Students were in third year during the COVID-19 pandemic, resulting in most (21 out of 24 weeks) of the academic year being spent in online learning. Significant and necessary adjustments were made to the coursework and assessment due to strict lockdown restrictions limiting on-campus access. The educational ramifications of the pandemic are not yet fully known; however, the immediate and unexpected departure from face-to-face teaching, as well as the physical isolation from teachers, peers, friends, and family, was likely to have been a source of immense stress for many students. It is unknown whether students’ level of SRL changed because of COVID-19. However, it could be interpreted from the finding that SRL was reportedly the highest in third year that a dramatic regression in SRL did not occur following the shift to online learning. Alternatively, it is also possible that the move to online learning promoted SRL in some students. Past literature has found that students with prior online learning experience use more effective SRL strategies and report higher levels of motivation and self-efficacy. Specifically, time management, metacognition, effort regulation and critical thinking were related to academic outcomes in a virtual setting, albeit with smaller effect sizes than in a traditional learning setting (Wang, Shannon, and Ross Citation2013). Certain strategies, such as ‘peer learning’, have been found to better predict academic outcomes in an online setting (Broadbent and Poon Citation2015). Studies in agriculture students in online learning have found a strong preference for opportunities for collaborative learning, as well as a strong sense of ‘online community’ (Irby and Strong Citation2013). Ultimately, the myriad conceivable effects of COVID-19 on students learning must be acknowledged as a limitation to the generalisability of the findings of this study.

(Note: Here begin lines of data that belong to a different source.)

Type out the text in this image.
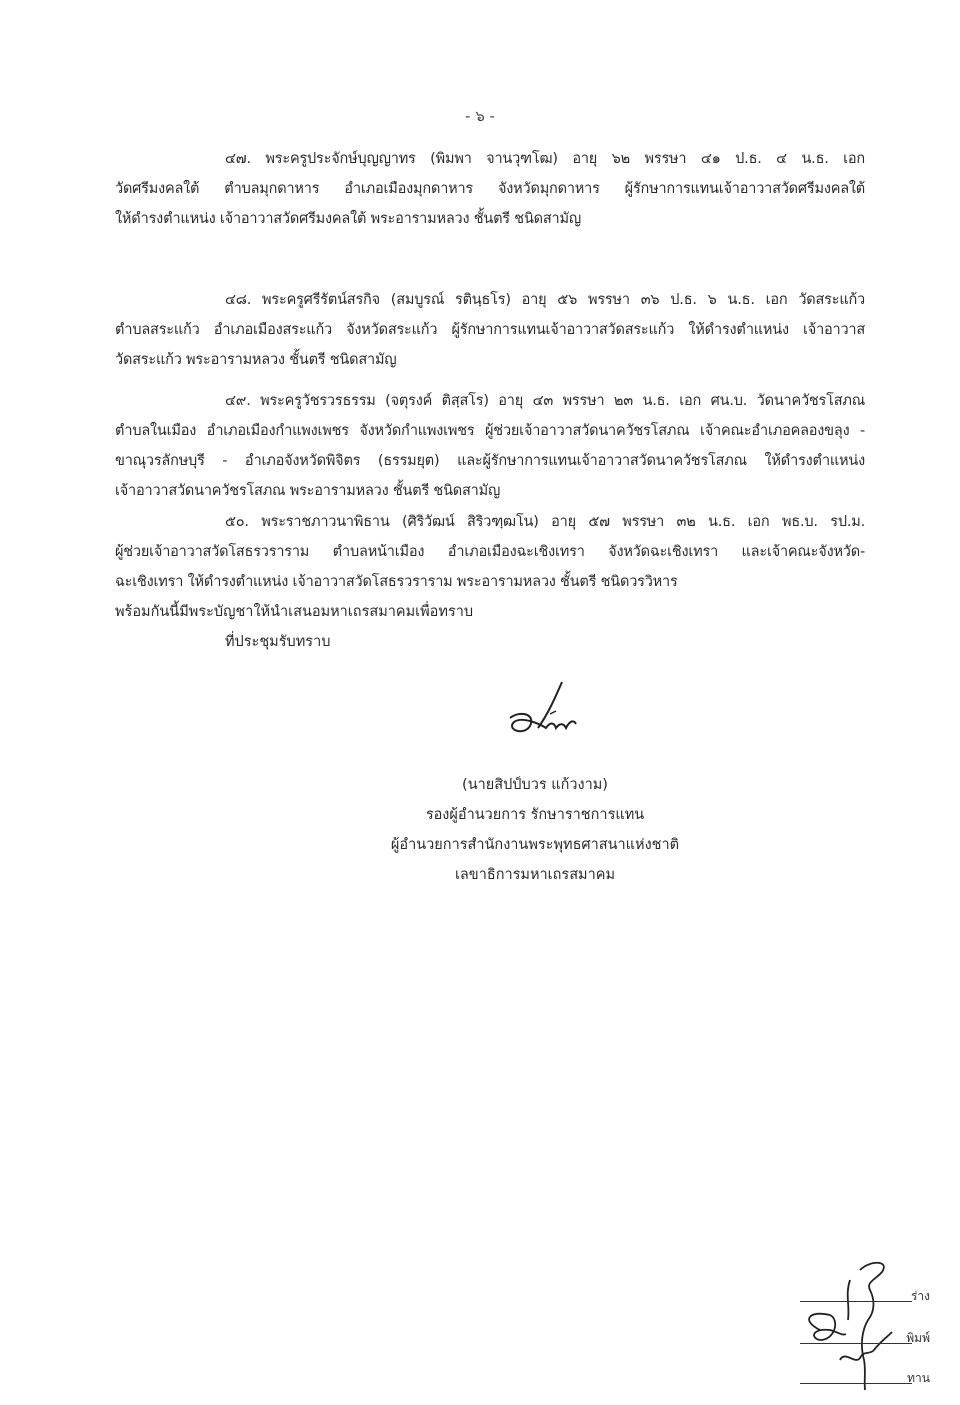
- ๖ -
๔๗. พระครูประจักษ์บุญญาทร (พิมพา จานวุฑโฒ) อายุ ๖๒ พรรษา ๔๑ ป.ธ. ๔ น.ธ. เอก
วัดศรีมงคลใต้ ตำบลมุกดาหาร อำเภอเมืองมุกดาหาร จังหวัดมุกดาหาร ผู้รักษาการแทนเจ้าอาวาสวัดศรีมงคลใต้
ให้ดำรงตำแหน่ง เจ้าอาวาสวัดศรีมงคลใต้ พระอารามหลวง ชั้นตรี ชนิดสามัญ
๔๘. พระครูศรีรัตน์สรกิจ (สมบูรณ์ รตินฺธโร) อายุ ๕๖ พรรษา ๓๖ ป.ธ. ๖ น.ธ. เอก วัดสระแก้ว
ตำบลสระแก้ว อำเภอเมืองสระแก้ว จังหวัดสระแก้ว ผู้รักษาการแทนเจ้าอาวาสวัดสระแก้ว ให้ดำรงตำแหน่ง เจ้าอาวาส
วัดสระแก้ว พระอารามหลวง ชั้นตรี ชนิดสามัญ
๔๙. พระครูวัชรวรธรรม (จตุรงค์ ติสฺสโร) อายุ ๔๓ พรรษา ๒๓ น.ธ. เอก ศน.บ. วัดนาควัชรโสภณ
ตำบลในเมือง อำเภอเมืองกำแพงเพชร จังหวัดกำแพงเพชร ผู้ช่วยเจ้าอาวาสวัดนาควัชรโสภณ เจ้าคณะอำเภอคลองขลุง -
ขาณุวรลักษบุรี - อำเภอจังหวัดพิจิตร (ธรรมยุต) และผู้รักษาการแทนเจ้าอาวาสวัดนาควัชรโสภณ ให้ดำรงตำแหน่ง
เจ้าอาวาสวัดนาควัชรโสภณ พระอารามหลวง ชั้นตรี ชนิดสามัญ
๕๐. พระราชภาวนาพิธาน (ศิริวัฒน์ สิริวฑฺฒโน) อายุ ๕๗ พรรษา ๓๒ น.ธ. เอก พธ.บ. รป.ม.
ผู้ช่วยเจ้าอาวาสวัดโสธรวราราม ตำบลหน้าเมือง อำเภอเมืองฉะเชิงเทรา จังหวัดฉะเชิงเทรา และเจ้าคณะจังหวัด-
ฉะเชิงเทรา ให้ดำรงตำแหน่ง เจ้าอาวาสวัดโสธรวราราม พระอารามหลวง ชั้นตรี ชนิดวรวิหาร
พร้อมกันนี้มีพระบัญชาให้นำเสนอมหาเถรสมาคมเพื่อทราบ
ที่ประชุมรับทราบ
(นายสิปป์บวร แก้วงาม)
รองผู้อำนวยการ รักษาราชการแทน
ผู้อำนวยการสำนักงานพระพุทธศาสนาแห่งชาติ
เลขาธิการมหาเถรสมาคม
ร่าง
พิมพ์
ทาน
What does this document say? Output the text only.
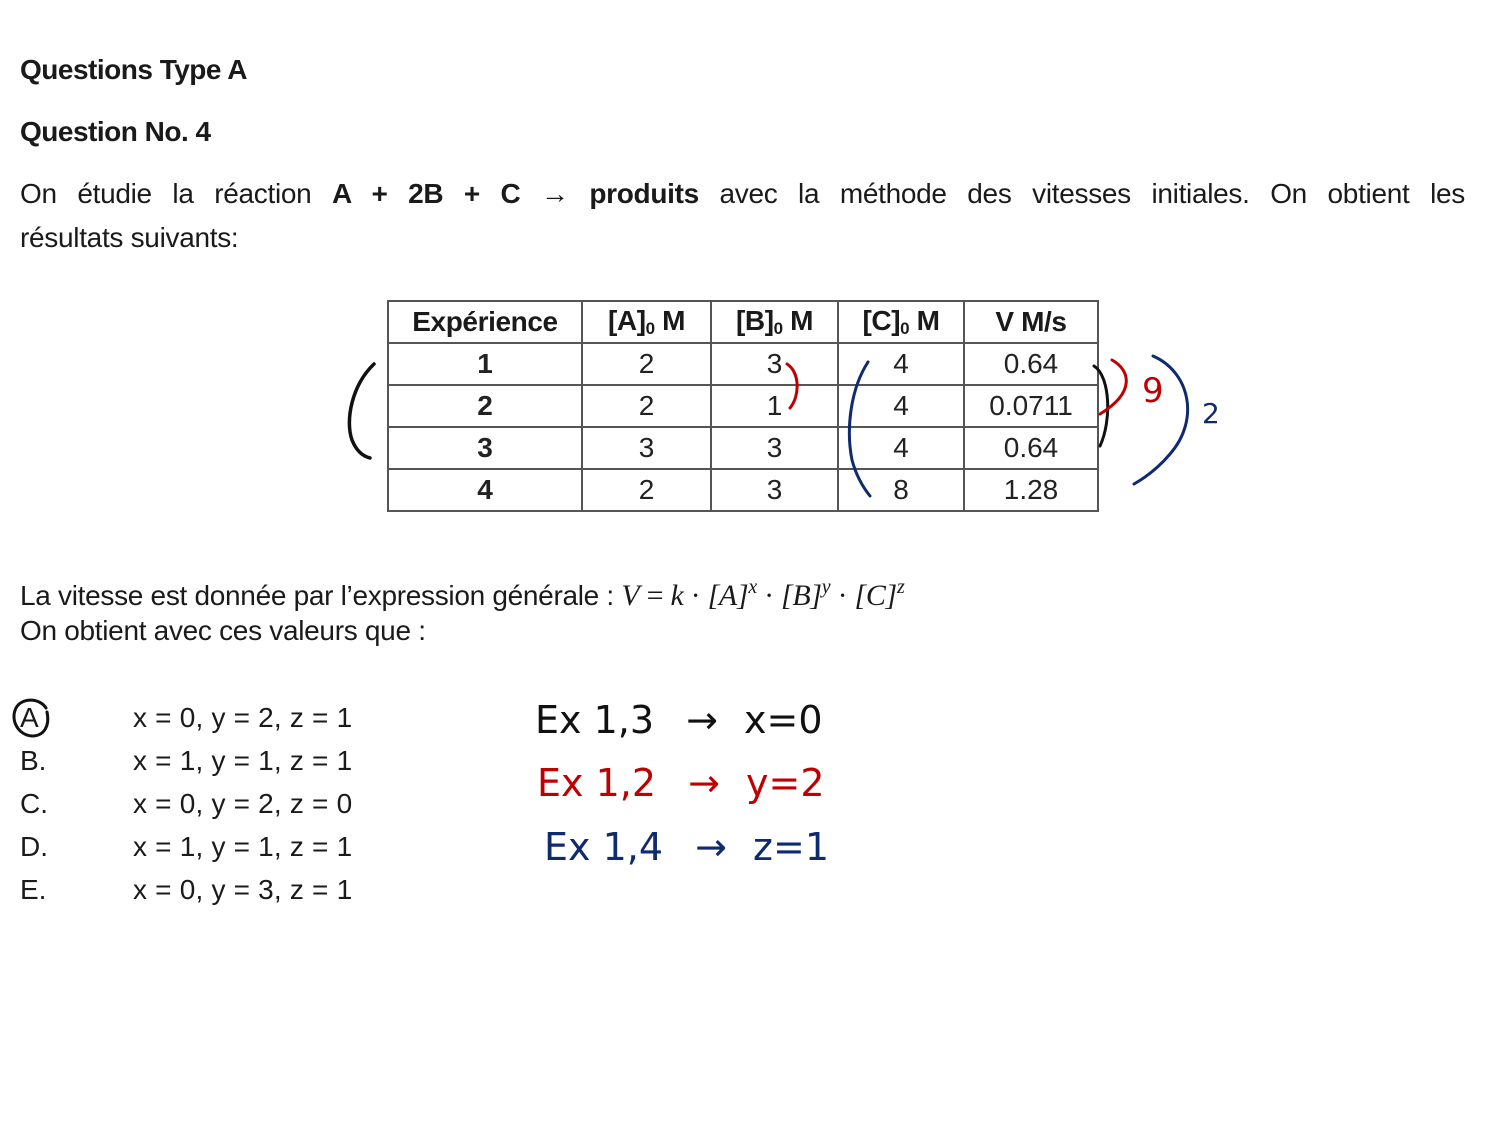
Questions Type A
Question No. 4
On étudie la réaction A + 2B + C → produits avec la méthode des vitesses initiales. On obtient les
résultats suivants:
Expérience	$[A]_0$ M	$[B]_0$ M	$[C]_0$ M	V M/s
1	2	3	4	0.64
2	2	1	4	0.0711
3	3	3	4	0.64
4	2	3	8	1.28
La vitesse est donnée par l’expression générale : $V = k \cdot [A]^x \cdot [B]^y \cdot [C]^z$
On obtient avec ces valeurs que :
A	x = 0, y = 2, z = 1
B.	x = 1, y = 1, z = 1
C.	x = 0, y = 2, z = 0
D.	x = 1, y = 1, z = 1
E.	x = 0, y = 3, z = 1
9
2
Ex 1,3 → x=0
Ex 1,2 → y=2
Ex 1,4 → z=1
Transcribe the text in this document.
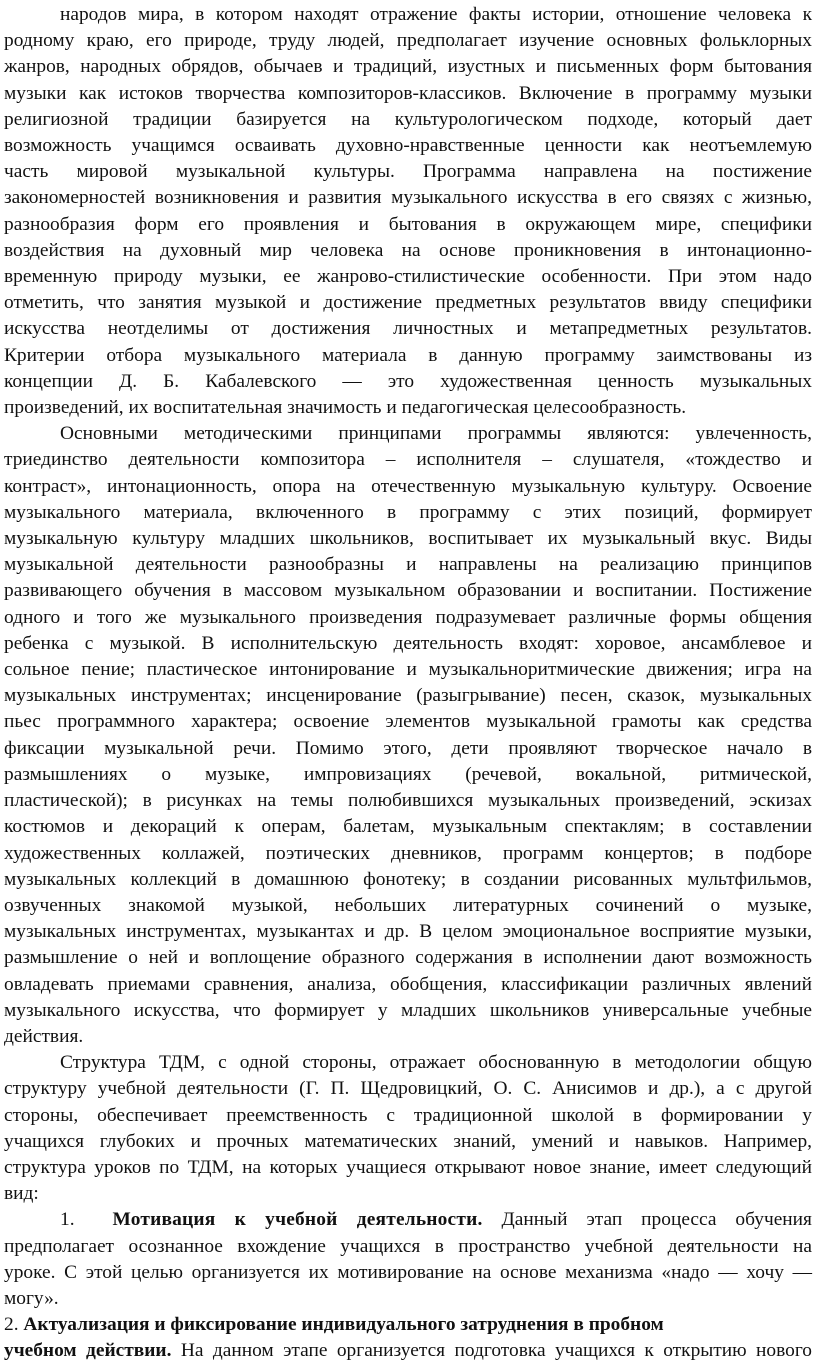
народов мира, в котором находят отражение факты истории, отношение человека к
родному краю, его природе, труду людей, предполагает изучение основных фольклорных
жанров, народных обрядов, обычаев и традиций, изустных и письменных форм бытования
музыки как истоков творчества композиторов-классиков. Включение в программу музыки
религиозной традиции базируется на культурологическом подходе, который дает
возможность учащимся осваивать духовно-нравственные ценности как неотъемлемую
часть мировой музыкальной культуры. Программа направлена на постижение
закономерностей возникновения и развития музыкального искусства в его связях с жизнью,
разнообразия форм его проявления и бытования в окружающем мире, специфики
воздействия на духовный мир человека на основе проникновения в интонационно-
временную природу музыки, ее жанрово-стилистические особенности. При этом надо
отметить, что занятия музыкой и достижение предметных результатов ввиду специфики
искусства неотделимы от достижения личностных и метапредметных результатов.
Критерии отбора музыкального материала в данную программу заимствованы из
концепции Д. Б. Кабалевского — это художественная ценность музыкальных
произведений, их воспитательная значимость и педагогическая целесообразность.
Основными методическими принципами программы являются: увлеченность,
триединство деятельности композитора – исполнителя – слушателя, «тождество и
контраст», интонационность, опора на отечественную музыкальную культуру. Освоение
музыкального материала, включенного в программу с этих позиций, формирует
музыкальную культуру младших школьников, воспитывает их музыкальный вкус. Виды
музыкальной деятельности разнообразны и направлены на реализацию принципов
развивающего обучения в массовом музыкальном образовании и воспитании. Постижение
одного и того же музыкального произведения подразумевает различные формы общения
ребенка с музыкой. В исполнительскую деятельность входят: хоровое, ансамблевое и
сольное пение; пластическое интонирование и музыкальноритмические движения; игра на
музыкальных инструментах; инсценирование (разыгрывание) песен, сказок, музыкальных
пьес программного характера; освоение элементов музыкальной грамоты как средства
фиксации музыкальной речи. Помимо этого, дети проявляют творческое начало в
размышлениях о музыке, импровизациях (речевой, вокальной, ритмической,
пластической); в рисунках на темы полюбившихся музыкальных произведений, эскизах
костюмов и декораций к операм, балетам, музыкальным спектаклям; в составлении
художественных коллажей, поэтических дневников, программ концертов; в подборе
музыкальных коллекций в домашнюю фонотеку; в создании рисованных мультфильмов,
озвученных знакомой музыкой, небольших литературных сочинений о музыке,
музыкальных инструментах, музыкантах и др. В целом эмоциональное восприятие музыки,
размышление о ней и воплощение образного содержания в исполнении дают возможность
овладевать приемами сравнения, анализа, обобщения, классификации различных явлений
музыкального искусства, что формирует у младших школьников универсальные учебные
действия.
Структура ТДМ, с одной стороны, отражает обоснованную в методологии общую
структуру учебной деятельности (Г. П. Щедровицкий, О. С. Анисимов и др.), а с другой
стороны, обеспечивает преемственность с традиционной школой в формировании у
учащихся глубоких и прочных математических знаний, умений и навыков. Например,
структура уроков по ТДМ, на которых учащиеся открывают новое знание, имеет следующий
вид:
1. Мотивация к учебной деятельности. Данный этап процесса обучения
предполагает осознанное вхождение учащихся в пространство учебной деятельности на
уроке. С этой целью организуется их мотивирование на основе механизма «надо — хочу —
могу».
2. Актуализация и фиксирование индивидуального затруднения в пробном
учебном действии. На данном этапе организуется подготовка учащихся к открытию нового
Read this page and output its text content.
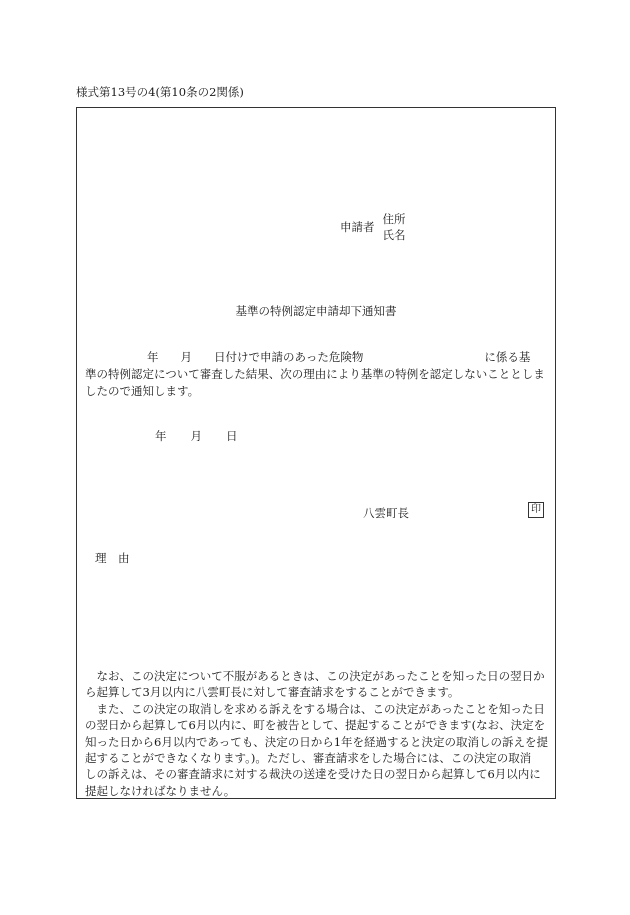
様式第13号の4(第10条の2関係)
申請者
住所
氏名
基準の特例認定申請却下通知書
年 月 日付けで申請のあった危険物	に係る基
準の特例認定について審査した結果、次の理由により基準の特例を認定しないこととしま
したので通知します。
年 月 日
八雲町長	印
理　由

　なお、この決定について不服があるときは、この決定があったことを知った日の翌日か

ら起算して3月以内に八雲町長に対して審査請求をすることができます。

　また、この決定の取消しを求める訴えをする場合は、この決定があったことを知った日

の翌日から起算して6月以内に、町を被告として、提起することができます(なお、決定を

知った日から6月以内であっても、決定の日から1年を経過すると決定の取消しの訴えを提

起することができなくなります。)。ただし、審査請求をした場合には、この決定の取消

しの訴えは、その審査請求に対する裁決の送達を受けた日の翌日から起算して6月以内に

提起しなければなりません。
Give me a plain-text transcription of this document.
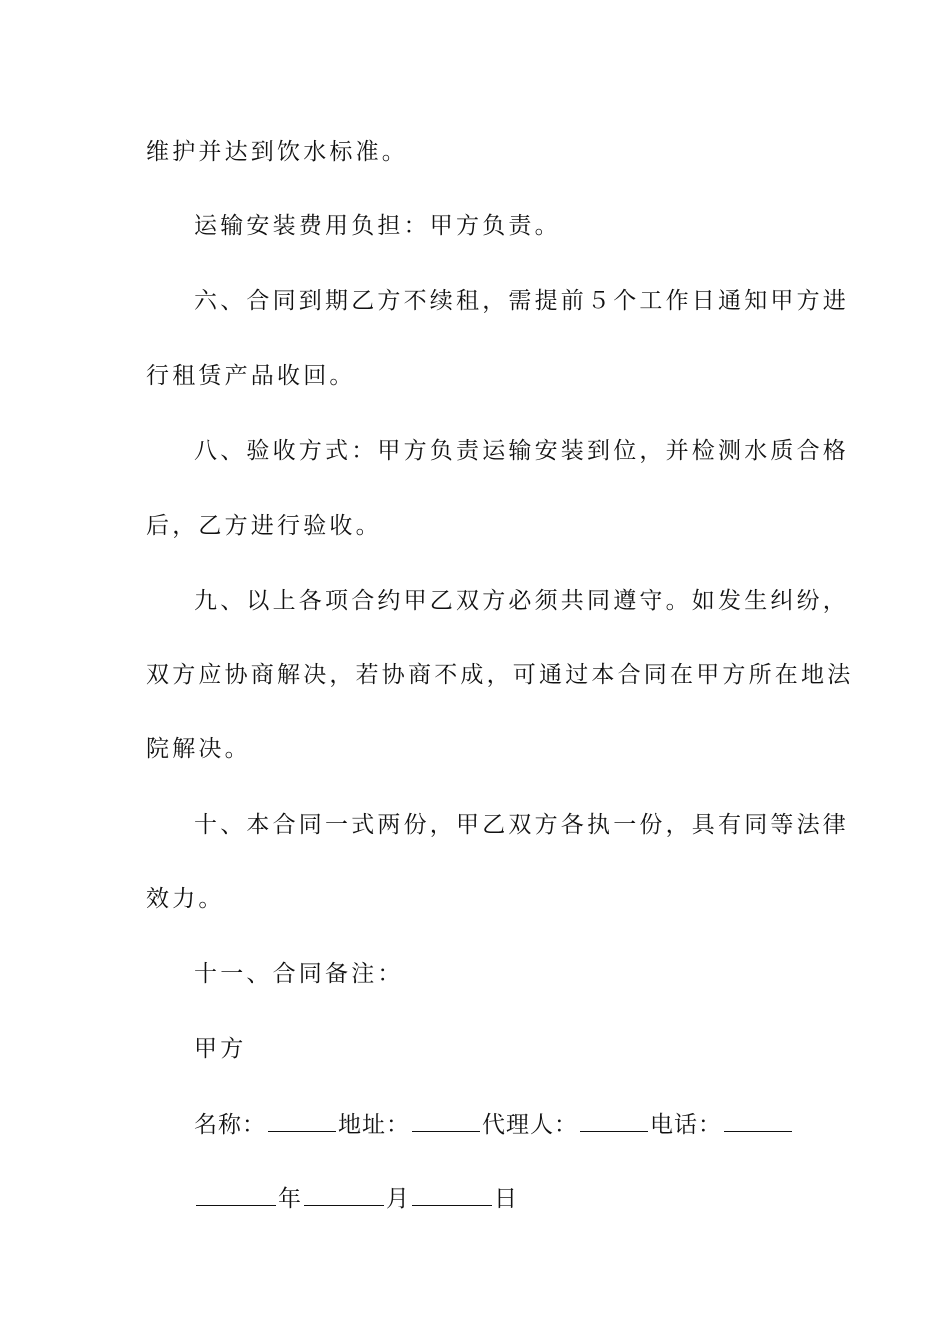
维护并达到饮水标准。
运输安装费用负担：甲方负责。
六、合同到期乙方不续租，需提前５个工作日通知甲方进
行租赁产品收回。
八、验收方式：甲方负责运输安装到位，并检测水质合格
后，乙方进行验收。
九、以上各项合约甲乙双方必须共同遵守。如发生纠纷，
双方应协商解决，若协商不成，可通过本合同在甲方所在地法
院解决。
十、本合同一式两份，甲乙双方各执一份，具有同等法律
效力。
十一、合同备注：
甲方
名称：	地址：	代理人：	电话：
年	月	日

Both SRL strategies and self-efficacy have been found to predict student retention in higher education (Whyte, Madigan, and Drinkwater Citation2011; Ning and Downing Citation2010). Given the voluntary nature of participation in this study (i.e. students at T1 did not have to complete T2 or T3), the potential for self-selecting bias must be acknowledged. While the MCAR test was able to confirm that the dependent variable (SRL) did not have a significant effect on the missing data (i.e. that SRL was not affecting drop-out), it is unknown whether university progressive GPA had any effect on participation in the study at each stage. There is a possibility that high GPA students, who avoided assessment failure and attrition, were able to continue in the degree long enough to complete the final survey at T3. Future longitudinal studies should ensure that detailed academic performance data are obtained and analysed to eliminate any potentially confounding effects of selection bias.

Conclusion

In conclusion, undergraduate students seem to increase their SRL between their first and third years. Despite significant gains in SRL by third year, no significant relationship between SRL and academic performance was found both in the early and later stages of the degree. In agreement with past literature, the ATAR was found to be a strong predictor of academic outcomes in first-year students and was even found to be related to third-year academic performance. Students’ perceived confidence in their scientific knowledge was an unexpectedly strong predictor of performance in both first and third years. From an educational perspective, these findings suggest that the ATAR should be defended as a standard of entry into higher education due to association with early and long-term academic success in science students. These results call for a more focused investigation of the association between science self-efficacy, academic outcomes, and related but understudied variables such as interest in science and perceptions of career relevance.